Mohsen Ghaffari, just 29 years old, invites me into his office. The Iranian is one of the youngest professors ETH Zurich has ever had. In October 2016, he was appointed Tenure Track Assistant Professor of Computer Science. His small empire in the brick-built CAB Building on Universitätsstrasse is sparsely furnished: besides a neat desk, the room contains a light-coloured two-seater sofa. The walls are bare, apart from a few notes and formulas pinned to a board. What is it like to be appointed professor before your thirtieth birthday? Ghaffari smiles diffidently and ponders. It seems an awkward question. ‘To be honest, I don’t feel like a professor", he says finally. ’I‘d rather do without the title. I still see myself as a doctoral student, and probably will do for a long time to come.’
Nevertheless, he says he wanted to be a professor these last few years and worked hard to achieve it. ‘It’s a natural step in academic life. I always wanted to be a researcher and I enjoy teaching.’ Ghaffari conducts research into theoretical computer science with a focus on distributed computing and network algorithms. His work combines mathematical methods derived from probability theory and graph theory with algorithm design and analysis. He makes connections with new areas of research in the field of high-volume data processing and social media.
Attending university at 13
Ghaffari lived in Iran until he was 22 years old. Both his parents are professionals: his father is a judge, his mother a school principal. Due to his father’s influence, he was interested in law, but turned to computer science at an early age. By the age of 13, when Ghaffari was still at secondary school, he was reading books on algorithm design and took courses on the subject at Urmia University in north-west Iran. But when it came to choosing a main subject for his degree, he put computer science and law aside.
Instead, he decided to study electrical engineering at Sharif University of Technology in Iran’s capital Tehran. ‘My motivation for doing so was actually pretty stupid,’ Ghaffari recalls. In Iran, electrical engineering is the subject with the most prestige. Nearly all students placed in the top 100 in the university’s national aptitude tests choose this discipline. ‘There’s an element of prestige to it - I just followed the others.’ But mid-way through his studies he realised that his true interest lay in computer science. In the end, he took his bachelor’s degree in both subjects. Today, Ghaffari has no regrets about his electrical engineering ‘detour’. ‘I was surrounded by the best students in the country. The competitive atmosphere taught me a lot.’

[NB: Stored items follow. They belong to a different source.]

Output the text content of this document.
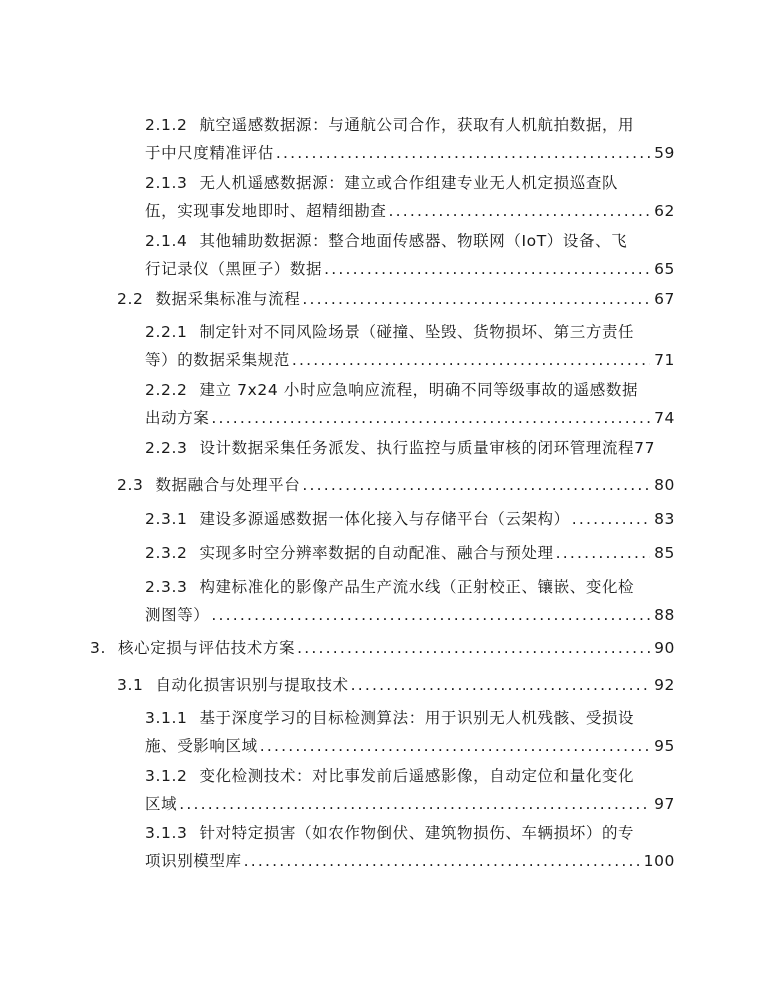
2.1.2 航空遥感数据源：与通航公司合作，获取有人机航拍数据，用
于中尺度精准评估 .....	59
2.1.3 无人机遥感数据源：建立或合作组建专业无人机定损巡查队
伍，实现事发地即时、超精细勘查 .....	62
2.1.4 其他辅助数据源：整合地面传感器、物联网（IoT）设备、飞
行记录仪（黑匣子）数据 .....	65
2.2 数据采集标准与流程 .....	67
2.2.1 制定针对不同风险场景（碰撞、坠毁、货物损坏、第三方责任
等）的数据采集规范 .....	71
2.2.2 建立 7x24 小时应急响应流程，明确不同等级事故的遥感数据
出动方案 .....	74
2.2.3 设计数据采集任务派发、执行监控与质量审核的闭环管理流程 77
2.3 数据融合与处理平台 .....	80
2.3.1 建设多源遥感数据一体化接入与存储平台（云架构） .....	83
2.3.2 实现多时空分辨率数据的自动配准、融合与预处理 .....	85
2.3.3 构建标准化的影像产品生产流水线（正射校正、镶嵌、变化检
测图等） .....	88
3. 核心定损与评估技术方案 .....	90
3.1 自动化损害识别与提取技术 .....	92
3.1.1 基于深度学习的目标检测算法：用于识别无人机残骸、受损设
施、受影响区域 .....	95
3.1.2 变化检测技术：对比事发前后遥感影像，自动定位和量化变化
区域 .....	97
3.1.3 针对特定损害（如农作物倒伏、建筑物损伤、车辆损坏）的专
项识别模型库 .....	100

After graduating, Ghaffari moved to the Massachusetts Institute of Technology (MIT) in the United States, where he stayed until he completed his doctorate in 2016. He found the move to the US difficult. ‘MIT was overwhelming to begin with. I was suddenly surrounded by all these amazing researchers, whom I had only known by name up to that point.’ But he gradually settled in, and after six years MIT felt like a second home.
No time for the mountains
Contact‘I have ups and downs,’ he says, leaning back in his chair. A sunny spring day beckons outside. He hasn’t had time to get to know his new environment. ‘In Massachusetts, I drove to the mountains every Saturday in the summer. But not yet here in Switzerland,’ says the keen cyclist and hiker. He works a great deal, but enjoys doing so. On the other hand, he was not prepared for the many tasks which a professor has to deal with besides doing research and teaching, such as administrative chores and taking thousands of small decisions. ‘I like the fact that I have a say and can make an impact. But it takes up a lot of time.’
He considers being a comparatively young professor an advantage when it comes to supporting doctoral students, as it lowers barriers. ‘It’s wonderful when young researchers get inspired by a topic because of me. I like helping to make their doctoral research an enjoyable experience.’ He doesn’t see himself as a supervisor: ‘I try to avoid those kinds of words,’ he stresses. Theoretical computer science, in particular, is a discipline characterised by flat hierarchies. ‘Good people produce good work. It happens rather frequently that young researchers solve problems which the older generation has been working on for years.’